Eine Ohrfeige mit furchtbaren Folgen
Der König ist auf der Suche nach einem Erzieher für seinen Sohn. Im Rat gibt er seine Entscheidung bekannt: Die ehrenvolle Aufgabe fällt dem alten Don Diego zu, Rodrigos Vater. Chimenes Vater Don Gomez, der als Favorit für das Amt gegolten hat, ist erzürnt. Im Gespräch mit Diego macht er seinem Ärger Luft, bezeichnet sich selbst als einzig richtige Wahl und bedauert den groben Irrtum des Königs. Diego, deutlich älter als sein Konkurrent, versucht abzuwiegeln und das Gespräch auf ein erfreulicheres Terrain umzulenken: Er hält im Namen seines Sohnes um Chimenes Hand an. Doch Gomez findet nicht aus seinem Ärger heraus. Der jüngere Ritter wirft dem Älteren vor, in so hohem Alter die Erziehung des Prinzen nicht mehr aktiv – auf dem Schlachtfeld – begleiten zu können. Don Diego streicht seine Besonnenheit und seine legendären Leistungen heraus, der jüngere preist im Gegenzug immer unverschämter seine letzten Heldentaten als Feldherr. Im Verlauf des erbitterten Wortwechsels kommt es zu einer furchtbaren Provokation: Gomez gibt Diego eine Ohrfeige, die dieser, vom Alter geschwächt, nicht mit dem Schwert zu parieren vermag.
„Unlösbar klafft ein Zwiespalt hier. / Dem Vater bin ich wie der Liebe gleich verpflichtet. / Räch ich den Vater, ist mein Liebesglück vernichtet. / Und räche ich mich nicht, werd ich verächtlich ihr.“ (Rodrigo, S. 13)

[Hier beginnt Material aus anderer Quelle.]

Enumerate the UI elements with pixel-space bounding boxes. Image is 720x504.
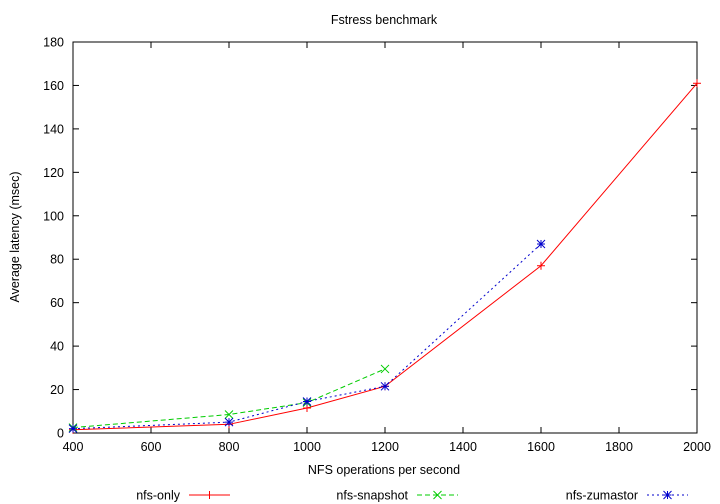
- point-marker-d2: [68, 424, 78, 434]
- x-tick-label: 2000: [683, 440, 711, 454]
- x-tick-label: 400: [63, 440, 84, 454]
- series-line-nfs-snapshot: [72, 368, 386, 429]
- x-tick-label: 600: [141, 440, 162, 454]
- data-point-nfs-snapshot: [380, 364, 390, 374]
- y-tick-label: 180: [43, 36, 64, 50]
- x-axis-label: NFS operations per second: [308, 463, 460, 477]
- point-marker-d2: [302, 397, 312, 406]
- legend-item-nfs-snapshot: nfs-snapshot: [336, 489, 458, 503]
- x-tick-label: 1600: [527, 440, 555, 454]
- legend-marker: [663, 490, 672, 500]
- point-marker-d2: [224, 417, 234, 427]
- x-tick-label: 1000: [293, 440, 321, 454]
- legend-item-nfs-zumastor: nfs-zumastor: [566, 489, 688, 503]
- y-tick-label: 20: [50, 383, 64, 397]
- legend: nfs-only nfs-snapshot nfs-zumastor: [136, 489, 688, 503]
- point-marker-d2: [380, 381, 390, 391]
- legend-marker: [205, 491, 214, 499]
- y-tick-label: 40: [50, 340, 64, 354]
- x-tick-label: 1800: [605, 440, 633, 454]
- plot-frame: [72, 41, 698, 434]
- y-tick-label: 120: [43, 166, 64, 180]
- legend-label: nfs-zumastor: [566, 489, 638, 503]
- y-tick-label: 80: [50, 253, 64, 267]
- y-tick-label: 60: [50, 296, 64, 310]
- series-nfs-snapshot: [68, 364, 390, 432]
- point-marker-d2: [380, 364, 390, 374]
- x-tick-label: 800: [219, 440, 240, 454]
- y-tick-label: 0: [57, 427, 64, 441]
- x-tick-label: 1400: [449, 440, 477, 454]
- legend-marker: [433, 490, 442, 500]
- chart-title: Fstress benchmark: [331, 13, 438, 27]
- x-tick-label: 1200: [371, 440, 399, 454]
- legend-label: nfs-snapshot: [336, 489, 408, 503]
- series-line-nfs-only: [72, 82, 698, 431]
- y-tick-label: 140: [43, 122, 64, 136]
- data-point-nfs-zumastor: [536, 239, 546, 249]
- data-point-nfs-only: [537, 261, 545, 270]
- axis-ticks: 400 600 800 1000 1200 1400 1600 1800 2000 0 20 40 60…: [43, 36, 711, 455]
- legend-marker-d2: [433, 490, 442, 500]
- legend-label: nfs-only: [136, 489, 181, 503]
- point-marker-d2: [536, 239, 546, 249]
- y-tick-label: 100: [43, 209, 64, 223]
- series-nfs-only: [69, 79, 701, 434]
- legend-marker-d2: [663, 490, 672, 500]
- data-point-nfs-only: [693, 79, 701, 88]
- data-point-nfs-zumastor: [380, 381, 390, 391]
- y-tick-label: 160: [43, 79, 64, 93]
- data-point-nfs-snapshot: [224, 410, 234, 419]
- data-point-nfs-zumastor: [302, 397, 312, 406]
- data-point-nfs-zumastor: [224, 417, 234, 427]
- y-axis-label: Average latency (msec): [8, 171, 22, 302]
- series-nfs-zumastor: [68, 239, 546, 434]
- series-layer: [68, 79, 701, 434]
- legend-item-nfs-only: nfs-only: [136, 489, 230, 503]
- data-point-nfs-zumastor: [68, 424, 78, 434]
- point-marker-d2: [224, 410, 234, 419]
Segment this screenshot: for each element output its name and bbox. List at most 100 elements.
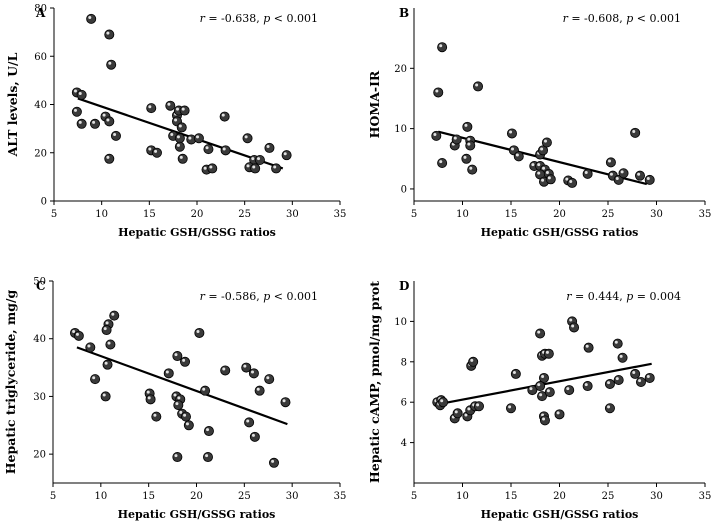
data-point-highlight bbox=[188, 136, 192, 140]
x-tick-label: 35 bbox=[699, 491, 712, 502]
data-point-highlight bbox=[467, 137, 471, 141]
data-point bbox=[543, 348, 554, 359]
data-point bbox=[281, 150, 292, 161]
data-point bbox=[183, 420, 194, 431]
data-point-highlight bbox=[111, 312, 115, 316]
data-point bbox=[604, 379, 615, 390]
x-tick-label: 20 bbox=[553, 491, 566, 502]
data-point bbox=[179, 105, 190, 116]
data-point-highlight bbox=[246, 419, 250, 423]
y-tick-label: 8 bbox=[401, 357, 407, 368]
data-point bbox=[644, 174, 655, 185]
data-point-highlight bbox=[542, 166, 546, 170]
data-point bbox=[630, 127, 641, 138]
data-point bbox=[90, 374, 101, 385]
data-point bbox=[242, 133, 253, 144]
data-point-highlight bbox=[556, 411, 560, 415]
data-point bbox=[433, 87, 444, 98]
data-point-highlight bbox=[175, 402, 179, 406]
data-point-highlight bbox=[202, 387, 206, 391]
data-point-highlight bbox=[541, 178, 545, 182]
data-point-highlight bbox=[148, 105, 152, 109]
data-point-highlight bbox=[256, 387, 260, 391]
data-point bbox=[102, 359, 113, 370]
data-point-highlight bbox=[542, 417, 546, 421]
data-point bbox=[174, 133, 185, 144]
data-point-highlight bbox=[584, 170, 588, 174]
data-point bbox=[264, 142, 275, 153]
data-point bbox=[612, 338, 623, 349]
annotation-part: r bbox=[566, 290, 572, 303]
data-point-highlight bbox=[515, 153, 519, 157]
data-point bbox=[462, 121, 473, 132]
data-point-highlight bbox=[108, 61, 112, 65]
data-point-highlight bbox=[464, 413, 468, 417]
data-point bbox=[146, 103, 157, 114]
data-point bbox=[554, 409, 565, 420]
data-point-highlight bbox=[615, 377, 619, 381]
x-tick-label: 25 bbox=[602, 491, 615, 502]
data-point bbox=[85, 342, 96, 353]
data-point-highlight bbox=[565, 177, 569, 181]
data-point bbox=[207, 163, 218, 174]
data-point bbox=[172, 351, 183, 362]
data-point-highlight bbox=[205, 454, 209, 458]
annotation-part: p bbox=[626, 290, 633, 303]
data-point bbox=[644, 372, 655, 383]
data-point-highlight bbox=[547, 176, 551, 180]
data-point-highlight bbox=[175, 107, 179, 111]
data-point-highlight bbox=[165, 370, 169, 374]
data-point-highlight bbox=[252, 165, 256, 169]
data-point bbox=[180, 411, 191, 422]
panel-c: 5 10 15 20 25 30 35 20 30 40 50 Hepatic GSH/GSSG ra… bbox=[3, 277, 346, 522]
data-point-highlight bbox=[221, 113, 225, 117]
data-point-highlight bbox=[205, 146, 209, 150]
panel-d: 5 10 15 20 25 30 35 4 6 8 10 Hepatic GSH/GSSG ratio… bbox=[367, 279, 711, 521]
data-point-highlight bbox=[546, 389, 550, 393]
data-point-highlight bbox=[181, 107, 185, 111]
data-point-highlight bbox=[464, 123, 468, 127]
data-point bbox=[173, 400, 184, 411]
data-point-highlight bbox=[282, 399, 286, 403]
data-point bbox=[151, 411, 162, 422]
data-point-highlight bbox=[179, 155, 183, 159]
data-point-highlight bbox=[638, 379, 642, 383]
data-point-highlight bbox=[545, 170, 549, 174]
annotation-part: = -0.608, bbox=[568, 12, 626, 25]
y-axis-label: ALT levels, U/L bbox=[5, 52, 20, 157]
data-point-highlight bbox=[529, 387, 533, 391]
data-point-highlight bbox=[467, 407, 471, 411]
data-point bbox=[583, 342, 594, 353]
data-point bbox=[200, 385, 211, 396]
x-tick-label: 35 bbox=[334, 491, 347, 502]
data-point-highlight bbox=[571, 324, 575, 328]
x-tick-label: 10 bbox=[95, 209, 108, 220]
data-point bbox=[220, 365, 231, 376]
data-point-highlight bbox=[608, 159, 612, 163]
data-point bbox=[101, 325, 112, 336]
x-tick-label: 10 bbox=[456, 491, 469, 502]
x-tick-label: 15 bbox=[142, 491, 155, 502]
data-point bbox=[241, 362, 252, 373]
data-point-highlight bbox=[609, 172, 613, 176]
data-point bbox=[76, 118, 87, 129]
annotation-part: < 0.001 bbox=[270, 290, 318, 303]
x-tick-label: 25 bbox=[602, 209, 615, 220]
data-point-highlight bbox=[170, 132, 174, 136]
data-point bbox=[431, 130, 442, 141]
y-tick-label: 40 bbox=[34, 100, 47, 111]
panel-label: A bbox=[35, 6, 46, 20]
data-point-highlight bbox=[176, 143, 180, 147]
data-point-highlight bbox=[106, 31, 110, 35]
data-point-highlight bbox=[182, 358, 186, 362]
data-point bbox=[582, 168, 593, 179]
data-point bbox=[535, 381, 546, 392]
x-tick-label: 10 bbox=[456, 209, 469, 220]
data-point bbox=[172, 452, 183, 463]
data-point bbox=[86, 13, 97, 24]
data-point bbox=[145, 394, 156, 405]
panel-b: 5 10 15 20 25 30 35 0 10 20 Hepatic GSH/GSSG ratio… bbox=[367, 6, 711, 239]
annotation-part: p bbox=[263, 290, 270, 303]
data-point bbox=[104, 153, 115, 164]
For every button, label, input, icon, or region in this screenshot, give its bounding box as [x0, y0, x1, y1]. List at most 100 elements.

Gedemütigt bleibt Diego zurück, von Gomez als Greis verlacht. Entehrt mag er nicht weiterleben, doch für die Rache fehlt ihm die Kraft. Schließlich bittet Diego seinen Sohn Rodrigo, an seiner Stelle zu handeln: Nur durch dessen Sieg im Zweikampf mit Gomez wäre Diegos Ehre wiederhergestellt. Rodrigo hadert mit seinem Schicksal: Gerade noch schien der Weg frei für die Ehe mit der geliebten Chimene – und plötzlich soll er deren Vater töten? Die Ehre gilt ihm viel, doch die Liebe nicht weniger. Am Ende entscheidet er sich, der Bitte seines Vaters Folge zu leisten: Auch als einer, der die Ehre seiner eigenen Familie nicht zu verteidigen wüsste, wäre er Chimenes nicht würdig.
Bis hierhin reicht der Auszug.